Une poussée de ses gardiens fit avancer Angélique et le petit groupe pénétra dans une vaste cour-jardin pavée d'un carrelage de précieuse faïence bleue très ancienne alternant avec des massifs de rosiers, de lauriers-roses et d'orangers. Une fontaine, joyau d'art vénitien, murmurait au centre. Les rumeurs de la ville mouraient à l'intérieur des épaisses murailles de ce caravansérail où les allées et venues, pour n'en être pas moins affairées, revêtaient la dignité plus solennelle du haut commerce. Car ici on n'était pas aux bazars. Alentour du jardin, des colonnes ciselées et couvertes d'anciennes peintures byzantines aux finesses d'enluminures soutenaient un long péristyle couvert, sur lequel s'ouvraient les portes de salles intérieures où avaient lieu les ventes.

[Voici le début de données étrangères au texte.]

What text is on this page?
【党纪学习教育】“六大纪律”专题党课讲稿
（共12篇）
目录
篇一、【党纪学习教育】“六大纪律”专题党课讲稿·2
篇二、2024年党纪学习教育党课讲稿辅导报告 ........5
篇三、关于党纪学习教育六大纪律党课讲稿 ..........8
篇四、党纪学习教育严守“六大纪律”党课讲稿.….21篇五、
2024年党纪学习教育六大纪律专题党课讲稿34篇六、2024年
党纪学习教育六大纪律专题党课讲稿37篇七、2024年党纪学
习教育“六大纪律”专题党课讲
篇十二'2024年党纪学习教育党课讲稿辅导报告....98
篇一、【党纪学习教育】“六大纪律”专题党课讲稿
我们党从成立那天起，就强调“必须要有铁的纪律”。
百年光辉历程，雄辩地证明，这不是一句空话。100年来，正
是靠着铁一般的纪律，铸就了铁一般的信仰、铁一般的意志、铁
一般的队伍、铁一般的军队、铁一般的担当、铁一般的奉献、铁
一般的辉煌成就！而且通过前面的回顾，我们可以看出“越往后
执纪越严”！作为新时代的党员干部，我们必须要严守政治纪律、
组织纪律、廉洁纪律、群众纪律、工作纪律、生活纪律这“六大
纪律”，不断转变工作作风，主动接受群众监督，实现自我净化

Après avoir traversé le jardin dans toute sa longueur, le hammamtchi laissa ses ouailles devant le péristyle pour aller s'informer de la salle qui leur était destinée. Angélique étouffait sous les multiples voiles dont on l'avait revêtue. L'impression de mauvais rêve s'accentuait. Prise dans l'engrenage, elle se voyait ce soir au seuil de ces halles de chair humaine où des hommes de toutes races, à l'œil concupiscent, allaient se la disputer. Elle écarta le voile qui lui cachait le visage afin de respirer un peu. Le jeune eunuque lui signifia avec véhémence de se recouvrir. Elle ne l'écouta pas. Elle suivait, d'un regard morne et effrayé, la venue des acheteurs turcs, arabes ou européens qui traversaient les jardins et pénétraient sous les colonnes en se saluant courtoisement.

Soudain elle aperçut Rochat, le consul intérimaire, qui franchissait les grilles. Il avait une barbe de huit jours, à son habitude, et portait une liasse de papiers sous le bras. Angélique soudain s'élança et traversa le jardin en courant.